1- Uluslararası güçler tarafından ‘ılımlı’ adı altında açıkça desteklenen gruplar, Suriye’de denge yaratabilecek bir güç olmaktan çıktı.

2- IŞİD’in toprak hakimiyeti beklenenden çok daha kısa sürede sona erdi. Tüm taraflarca terörist olarak nitelenen grupların sahneden silinmeye başlaması, Suriye’nin toprak bütünlüğünü daha güvenli hale getirdi.

3- Irak ve Suriye’yi tehdit eden ortak düşmanı yok eden Direniş Ekseni, İran’ı Irak ve Suriye üzerinden Lübnan’a bağlayan bir koridor açtı.  

İsrail, birinciyi Suriye savaşını sürdürülebilir olmaktan çıkardığı için kaygı verici buluyor. Bu yüzden Suriye sınır hattındaki IŞİD ve Nusra da dahil olmak üzere tüm silahlı gruplara destek veriyor.

İkinciyi Suriye’nin ulusal egemenliğini ve toprak bütünlüğünü güçlendirdiği için olumsuz bir gelişme olarak görüyor. Bu sebeple de Amerika’nın PYD ile Türkiye’nin ise ÖSO adını verdiği gruplarla yeni ‘kurtarılmış bölgeler’ yaratmasını ‘Suriye’yi omlet yapmaya yönelik adımlar’ olarak destekliyor.

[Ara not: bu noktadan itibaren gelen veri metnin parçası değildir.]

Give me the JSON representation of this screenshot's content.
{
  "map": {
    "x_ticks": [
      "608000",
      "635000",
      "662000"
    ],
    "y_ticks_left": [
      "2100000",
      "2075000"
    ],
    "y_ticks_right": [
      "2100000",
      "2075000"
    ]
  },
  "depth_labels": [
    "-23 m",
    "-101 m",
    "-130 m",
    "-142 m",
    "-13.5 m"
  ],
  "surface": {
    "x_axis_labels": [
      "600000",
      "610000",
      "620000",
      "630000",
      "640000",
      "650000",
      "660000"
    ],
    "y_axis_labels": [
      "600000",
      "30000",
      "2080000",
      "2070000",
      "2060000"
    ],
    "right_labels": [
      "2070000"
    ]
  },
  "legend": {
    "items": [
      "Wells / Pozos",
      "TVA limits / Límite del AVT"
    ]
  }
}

Üçüncüyü ise doğrudan kendi varlığını hedef alan bir tehlike olarak görüyor. Bundan dolayı da Direniş Ekseni güçleri üzerinde caydırıcılık yaratmak ve onları sınır hattından uzak tutmak için hava saldırıları yapıyor.

Kaygılı dostlar kulübü: Amerika, Türkiye ve İsrail   

Suriye ordusu ve müttefiklerinin Deyr ez-Zor ve Irak sınır hattında IŞİD’le işini bitirip, Türkiye sınırındaki İdlib’e ve İsrail sınırındaki Kuneytra ve Şam kırsalına yönelmesi, sadece İsrail’de değil Amerika ile Türkiye’de de paniğe neden oldu.

Amerika’nın paniğinin sebebi oyundan düşecek ve belirleyiciliğini kaybedecek olmasıydı.

IŞİD’le savaşın onlarca yıl süreceği öngörüsüyle daha önce Suriye’deki varlığını IŞİD’le gerekçelendiren Amerika, varlığını sürekli kılmak için PYD ile Suriye’nin kuzeydoğusunda devletçik kurma seçeneğine yöneldi.

Şam’la savaşta yalnız kaldığı ve PYD ile ilişkisinden dolayı Amerika ile ters düştüğü için Rusya ve İran safına geçen Türkiye ise söylem düzeyinde Suriye’nin toprak bütünlüğünü dilinden düşürmese de fiilen Amerika’nın tarafında.

Çünkü Türkiye, Suriye devletinin tüm topraklarını kontrol altına alması halinde 2011’den itibaren Suriye’ye gönderdiği on binlerce militanın kendisine geri dönmesinden korkuyor. Amerika’dan PYD ile yaptığı şeyi kendisiyle yapmasını istiyor ve hala Şam’da rejim devirme hevesleri taşıyor.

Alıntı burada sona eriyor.